Fay

It’s not all doom and gloom. I’ve joined a gym; I work out five days a week – something I never did when I was in my twenties or thirties. Just because you’ve reached this point in your life doesn’t mean you can’t still go on to achieve things and enjoy yourself.
I was forty-six and I’d just started a new job when I had my first hot flush. For about a year, things were tolerable, although I had to change my route into work as I couldn’t cope with the journey. I’d get on the tube already dripping with sweat and the anxiety would kick in. The new route was longer but more bearable.
The job was getting intense and I was in a role where I was under a considerable amount of pressure. Then my mother was diagnosed with terminal cancer and symptoms exploded – anxiety, insomnia, increasing hot flushes and night sweats.
I went to see a counsellor who suggested I see my GP. I went to see her and she said “I think you’re going through the menopause.
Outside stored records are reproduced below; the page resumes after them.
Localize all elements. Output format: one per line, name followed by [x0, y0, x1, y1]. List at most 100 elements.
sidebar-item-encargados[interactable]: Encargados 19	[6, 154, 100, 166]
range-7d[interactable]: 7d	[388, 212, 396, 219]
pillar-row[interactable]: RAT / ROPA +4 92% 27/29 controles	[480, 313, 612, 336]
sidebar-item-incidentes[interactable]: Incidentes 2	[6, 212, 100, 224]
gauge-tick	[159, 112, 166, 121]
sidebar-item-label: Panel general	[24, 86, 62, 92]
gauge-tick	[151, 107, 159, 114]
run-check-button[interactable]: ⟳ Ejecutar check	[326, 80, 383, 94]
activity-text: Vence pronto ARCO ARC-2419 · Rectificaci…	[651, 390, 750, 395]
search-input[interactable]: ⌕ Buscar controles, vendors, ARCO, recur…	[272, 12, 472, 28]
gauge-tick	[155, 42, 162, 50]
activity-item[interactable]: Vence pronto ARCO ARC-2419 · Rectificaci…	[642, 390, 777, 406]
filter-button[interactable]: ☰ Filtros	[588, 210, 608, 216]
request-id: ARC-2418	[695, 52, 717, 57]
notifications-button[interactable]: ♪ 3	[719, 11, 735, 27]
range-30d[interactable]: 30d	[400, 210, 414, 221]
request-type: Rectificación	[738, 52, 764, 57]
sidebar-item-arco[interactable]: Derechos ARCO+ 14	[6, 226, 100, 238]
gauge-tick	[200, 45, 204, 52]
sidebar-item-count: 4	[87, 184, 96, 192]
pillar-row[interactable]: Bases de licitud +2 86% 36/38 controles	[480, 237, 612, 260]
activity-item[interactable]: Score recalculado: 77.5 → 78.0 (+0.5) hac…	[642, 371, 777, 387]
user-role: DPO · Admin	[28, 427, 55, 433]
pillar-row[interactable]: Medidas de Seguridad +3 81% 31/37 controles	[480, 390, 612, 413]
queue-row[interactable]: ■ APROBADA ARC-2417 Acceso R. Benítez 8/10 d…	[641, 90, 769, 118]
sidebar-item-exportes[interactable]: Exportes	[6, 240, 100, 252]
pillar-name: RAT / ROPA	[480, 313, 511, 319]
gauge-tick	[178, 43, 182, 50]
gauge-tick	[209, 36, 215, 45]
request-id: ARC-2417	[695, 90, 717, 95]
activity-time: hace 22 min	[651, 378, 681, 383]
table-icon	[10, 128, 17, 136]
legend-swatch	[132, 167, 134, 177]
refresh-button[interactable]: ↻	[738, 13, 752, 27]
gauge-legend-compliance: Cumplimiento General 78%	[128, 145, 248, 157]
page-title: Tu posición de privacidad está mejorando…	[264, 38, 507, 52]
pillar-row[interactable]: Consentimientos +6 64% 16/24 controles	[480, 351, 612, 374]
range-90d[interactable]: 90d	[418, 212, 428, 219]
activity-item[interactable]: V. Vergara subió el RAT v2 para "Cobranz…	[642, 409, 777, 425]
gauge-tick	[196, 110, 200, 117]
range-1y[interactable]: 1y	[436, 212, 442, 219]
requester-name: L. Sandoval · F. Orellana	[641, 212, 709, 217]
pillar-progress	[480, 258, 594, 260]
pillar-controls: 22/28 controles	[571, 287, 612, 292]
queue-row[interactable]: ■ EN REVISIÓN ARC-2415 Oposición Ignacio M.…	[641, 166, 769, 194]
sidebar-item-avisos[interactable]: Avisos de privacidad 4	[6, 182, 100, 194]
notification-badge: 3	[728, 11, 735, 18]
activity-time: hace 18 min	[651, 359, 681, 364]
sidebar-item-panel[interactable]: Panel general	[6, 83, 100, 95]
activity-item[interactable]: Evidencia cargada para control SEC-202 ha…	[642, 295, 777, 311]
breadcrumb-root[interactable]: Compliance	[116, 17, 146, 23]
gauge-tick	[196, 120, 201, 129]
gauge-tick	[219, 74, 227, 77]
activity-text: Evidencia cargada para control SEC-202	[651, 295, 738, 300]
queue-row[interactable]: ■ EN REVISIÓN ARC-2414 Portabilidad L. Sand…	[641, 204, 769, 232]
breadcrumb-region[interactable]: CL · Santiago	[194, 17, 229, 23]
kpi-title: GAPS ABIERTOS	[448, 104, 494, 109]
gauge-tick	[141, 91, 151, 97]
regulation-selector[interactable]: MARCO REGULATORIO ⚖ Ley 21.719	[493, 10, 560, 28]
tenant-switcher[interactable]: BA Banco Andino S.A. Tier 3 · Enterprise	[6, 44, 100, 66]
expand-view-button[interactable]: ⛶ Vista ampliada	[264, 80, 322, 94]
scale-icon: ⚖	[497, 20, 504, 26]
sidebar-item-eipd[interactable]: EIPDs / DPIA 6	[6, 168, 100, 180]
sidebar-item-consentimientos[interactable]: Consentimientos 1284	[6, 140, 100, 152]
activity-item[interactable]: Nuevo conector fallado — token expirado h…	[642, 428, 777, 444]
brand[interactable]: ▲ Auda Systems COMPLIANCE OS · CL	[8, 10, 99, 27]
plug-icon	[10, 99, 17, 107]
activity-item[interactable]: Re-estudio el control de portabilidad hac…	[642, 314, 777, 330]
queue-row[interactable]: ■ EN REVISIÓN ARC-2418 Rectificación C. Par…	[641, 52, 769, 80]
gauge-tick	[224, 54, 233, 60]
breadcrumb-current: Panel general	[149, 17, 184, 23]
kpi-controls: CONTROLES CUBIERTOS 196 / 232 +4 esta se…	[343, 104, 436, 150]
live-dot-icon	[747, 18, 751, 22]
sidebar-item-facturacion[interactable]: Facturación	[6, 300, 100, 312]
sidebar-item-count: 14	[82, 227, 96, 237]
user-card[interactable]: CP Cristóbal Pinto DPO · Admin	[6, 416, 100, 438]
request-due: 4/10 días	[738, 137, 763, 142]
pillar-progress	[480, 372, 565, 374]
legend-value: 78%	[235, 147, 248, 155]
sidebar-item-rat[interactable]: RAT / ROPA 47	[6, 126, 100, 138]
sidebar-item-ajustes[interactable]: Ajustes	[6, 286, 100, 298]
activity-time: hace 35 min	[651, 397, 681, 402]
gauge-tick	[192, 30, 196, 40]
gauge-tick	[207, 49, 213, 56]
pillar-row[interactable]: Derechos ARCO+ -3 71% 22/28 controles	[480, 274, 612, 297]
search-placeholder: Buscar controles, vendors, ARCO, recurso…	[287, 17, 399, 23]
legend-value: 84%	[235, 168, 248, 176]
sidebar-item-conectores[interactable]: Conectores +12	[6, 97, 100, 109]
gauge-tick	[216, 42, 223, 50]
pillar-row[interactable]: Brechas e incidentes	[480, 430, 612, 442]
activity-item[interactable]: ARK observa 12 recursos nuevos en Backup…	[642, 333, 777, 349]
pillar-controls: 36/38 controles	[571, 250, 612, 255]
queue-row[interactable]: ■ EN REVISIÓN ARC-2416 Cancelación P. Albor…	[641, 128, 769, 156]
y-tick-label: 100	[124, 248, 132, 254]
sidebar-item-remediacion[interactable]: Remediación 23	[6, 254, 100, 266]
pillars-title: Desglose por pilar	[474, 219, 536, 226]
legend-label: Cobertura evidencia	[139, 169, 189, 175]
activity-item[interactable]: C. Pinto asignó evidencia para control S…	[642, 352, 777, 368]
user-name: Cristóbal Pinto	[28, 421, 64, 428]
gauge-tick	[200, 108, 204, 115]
We’re going to do some blood tests, but in the meantime, I’m going to give you some help.”
I’m very much into holistic treatment, but at that point I would have taken anything. The night sweats and hot flushes had been dreadful, as had the aching bones, but the anxiety was horrific. I cried a lot. I was the first of my friends to go through the menopause and no one really understood. It was hard on my partner as well and we split up.
I started taking the tablets and felt a little better, then they were discontinued. I went back to my GP and she suggested trying HRT patches. And Eureka! I felt so much better – I could function. I think I’ve been very lucky with my doctor, because after speaking to other women I realise their experiences have been very different to mine. When the patches were also discontinued, I went back to the GP and said I’d been doing some research and would like to try the Mirena coil and oestrogen. All my friends and family said that it was like having the old me back. I got quite emotional as I realised I’d been in such a bad way. It affected my confidence at work. I was constantly checking and rechecking what I’d done. It was a very challenging time. When my mother died, I took a week off work because the company were in the middle of negotiations. When I eventually left, I took six months off work. I’d never had the space before to deal with the menopause or my grief.
It took some time to find the treatment that worked for me. I like to tell other women that there’s this misconception that there’s only one HRT but there are lots of different treatments and you need to persist and find the one that’s right for you. I tell them to talk to their GP, talk to friends, join groups online. Don’t suffer in silence.
It’s not all doom and gloom. I’ve joined a gym; I work out five days a week – something I never did when I was in my twenties or thirties and it has given me energy and confidence. Just because you’ve reached this point in your life doesn’t mean you can’t still go on to do and achieve things and enjoy yourself.